Dynamic D-vine copula GAM quantile regression for boosting probabilistic streamflow forecasting reliability

Study Region: The Hanjiang River Basin, China Study Focus: Reliable and accurate streamflow forecasting is essential for effective water resources management, flood mitigation, and hydrological risk assessment. Deterministic forecasting approaches provide point predictions only and therefore fail to explicitly represent predictive uncertainty. To address this limitation and enhance forecast reliability, this study develops a probabilistic post-processing framework that transforms deep learning-based point forecasts (LSTM and Transformer) into probability forecasts by modeling the conditional error structure. The framework models forecast errors as the response variable and captures their regime-dependent dependence on hydrometeorological covariates using a dynamic D-vine copula generalized additive model quantile regression (DV-GAM-QR), enabling the generation of both median forecasts and probabilistic prediction intervals. New Hydrological Insights: The proposed DV-GAM-QR framework substantially improves probabilistic streamflow forecasting by explicitly modeling time-varying dependence between deep-learning forecast errors and hydrometeorological predictors. Compared with the stationary DVQR benchmark, DV-GAM-QR achieves marked gains in probabilistic performance, reducing the Continuous Ranked Probability Score (CRPS) by approximately 15% and producing sharper yet well-calibrated prediction intervals across flow regimes.
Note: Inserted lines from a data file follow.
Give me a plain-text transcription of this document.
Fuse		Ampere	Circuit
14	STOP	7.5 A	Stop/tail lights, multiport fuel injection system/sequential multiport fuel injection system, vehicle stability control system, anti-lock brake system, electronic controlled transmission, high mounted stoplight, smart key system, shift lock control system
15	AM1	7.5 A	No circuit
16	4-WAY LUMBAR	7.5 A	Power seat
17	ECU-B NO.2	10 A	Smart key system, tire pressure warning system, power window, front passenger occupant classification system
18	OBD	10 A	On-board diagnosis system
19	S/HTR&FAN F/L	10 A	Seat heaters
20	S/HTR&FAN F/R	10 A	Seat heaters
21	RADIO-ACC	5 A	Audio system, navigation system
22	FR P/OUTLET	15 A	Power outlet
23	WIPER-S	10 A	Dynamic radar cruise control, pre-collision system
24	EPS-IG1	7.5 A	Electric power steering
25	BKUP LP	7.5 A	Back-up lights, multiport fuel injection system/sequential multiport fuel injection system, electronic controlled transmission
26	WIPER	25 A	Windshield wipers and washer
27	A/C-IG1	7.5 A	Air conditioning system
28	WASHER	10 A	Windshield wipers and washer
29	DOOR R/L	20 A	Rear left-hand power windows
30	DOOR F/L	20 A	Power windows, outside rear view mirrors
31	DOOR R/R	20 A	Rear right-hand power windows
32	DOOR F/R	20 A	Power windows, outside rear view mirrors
This study demonstrates that forecast error dependence is not merely non-stationary over time, but rather varies systematically as a function of seasonal conditions and antecedent hydrologic memory. By integrating hydrologically meaningful covariates into a dynamic copula parameterization, the framework reveals regime-dependent dependence patterns that are obscured under stationary assumptions. These findings highlight the importance of dynamic dependence modeling for reliable uncertainty quantification and illustrate how copula-based post-processing can be effectively coupled with deep learning outputs to support risk-sensitive streamflow forecasting and water resources management.